Key Techniques : Natural Language Processing
Links :
Main Challenges
- Using the appropriate techniques with good reasonings behind our deceisions in text preprocessing - organizing the document-term matrix using TF-IDF instead of CountVectorizer, custom word tokenizer (custom stopwords list and lemmatize using POS tagging), implement TextBlob instead of Vader for sentiment analysis due to lower computational cost.
- Determine our own funniness formula for target labelling : Funny Score = 0.55*laugh + 0.25*applaud + 0.20*cheer
- Instead of using one model, we use a voting (ensemble) classifier with Random Forest, AdaBoost and Gradient Boosting for prediction.
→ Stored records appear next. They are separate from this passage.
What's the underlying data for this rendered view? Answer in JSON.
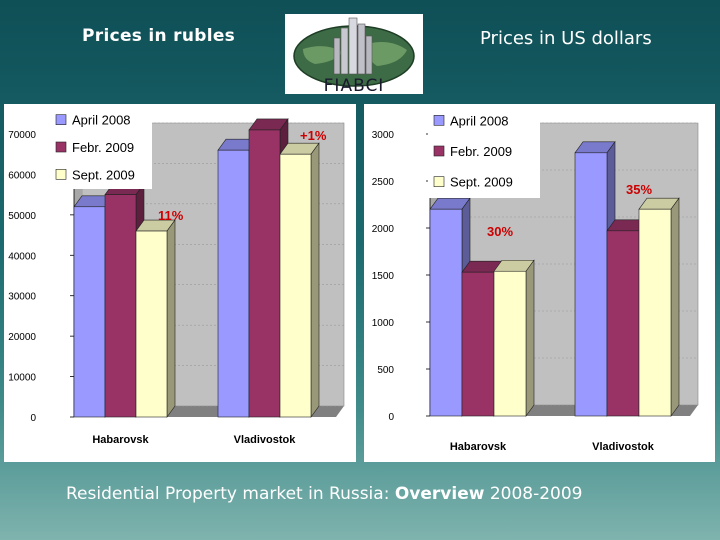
{
  "slide": {
    "left_title": "Prices in rubles",
    "right_title": "Prices in US dollars",
    "logo_text": "FIABCI",
    "footer_part1": "Residential Property market in Russia",
    "footer_sep": ": ",
    "footer_part2": "Overview",
    "footer_part3": " 2008-2009"
  },
  "colors": {
    "april_2008": "#9999ff",
    "febr_2009": "#993366",
    "sept_2009": "#ffffcc",
    "annotation": "#cc0000",
    "floor": "#808080",
    "wall": "#c0c0c0"
  },
  "chart_data": [
    {
      "type": "bar",
      "categories": [
        "Habarovsk",
        "Vladivostok"
      ],
      "series": [
        {
          "name": "April 2008",
          "values": [
            52000,
            66000
          ]
        },
        {
          "name": "Febr. 2009",
          "values": [
            55000,
            71000
          ]
        },
        {
          "name": "Sept. 2009",
          "values": [
            46000,
            65000
          ]
        }
      ],
      "ylim": [
        0,
        70000
      ],
      "yticks": [
        "0",
        "10000",
        "20000",
        "30000",
        "40000",
        "50000",
        "60000",
        "70000"
      ],
      "annotations": [
        "+1%",
        "11%"
      ],
      "legend": "top-left",
      "three_d": true
    },
    {
      "type": "bar",
      "categories": [
        "Habarovsk",
        "Vladivostok"
      ],
      "series": [
        {
          "name": "April 2008",
          "values": [
            2200,
            2800
          ]
        },
        {
          "name": "Febr. 2009",
          "values": [
            1530,
            1970
          ]
        },
        {
          "name": "Sept. 2009",
          "values": [
            1540,
            2200
          ]
        }
      ],
      "ylim": [
        0,
        3000
      ],
      "yticks": [
        "0",
        "500",
        "1000",
        "1500",
        "2000",
        "2500",
        "3000"
      ],
      "annotations": [
        "35%",
        "30%"
      ],
      "legend": "top-left",
      "three_d": true
    }
  ]
}
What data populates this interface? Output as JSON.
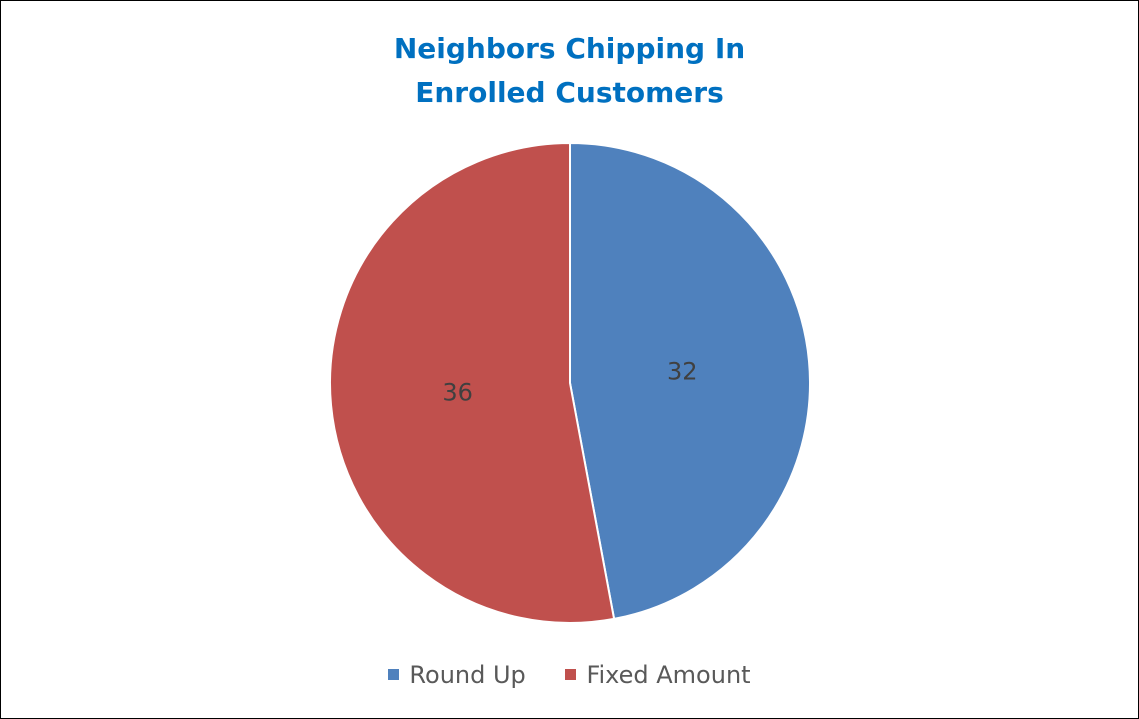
{
  "chart_data": {
    "type": "pie",
    "title": "Neighbors Chipping In",
    "subtitle": "Enrolled Customers",
    "categories": [
      "Round Up",
      "Fixed Amount"
    ],
    "values": [
      32,
      36
    ],
    "colors": [
      "#4f81bd",
      "#c0504d"
    ],
    "data_labels": [
      "32",
      "36"
    ],
    "legend_position": "bottom",
    "start_angle": "top, clockwise"
  }
}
To attain optimal performing models, we used GridSearchCV to conduct hyperparameter tuning.
My Contributions
- I was mainly in charge of text-preprocessing tasks using NLP techniques (main challenge first bullet point) and assisted on the model evaluation.
- I created a Streamlit dashboard to for interactive presentation (audience can scan QR code to try out the model). The app consists of interactive EDA, model performance, and demo of our project (input live transcript to determine funniness score).
Tech Stack
Python libraries - Beautiful Soup, NLTK, spaCy, TextBlob, Scikit-Learn, Matplotlib, Seaborn, Streamlit
Outcome & Impact
This project was my first NLP project in class. I gained a deeper understanding of language preprocessing which thereafter motivated me to take a higher level NLP class during student exchange.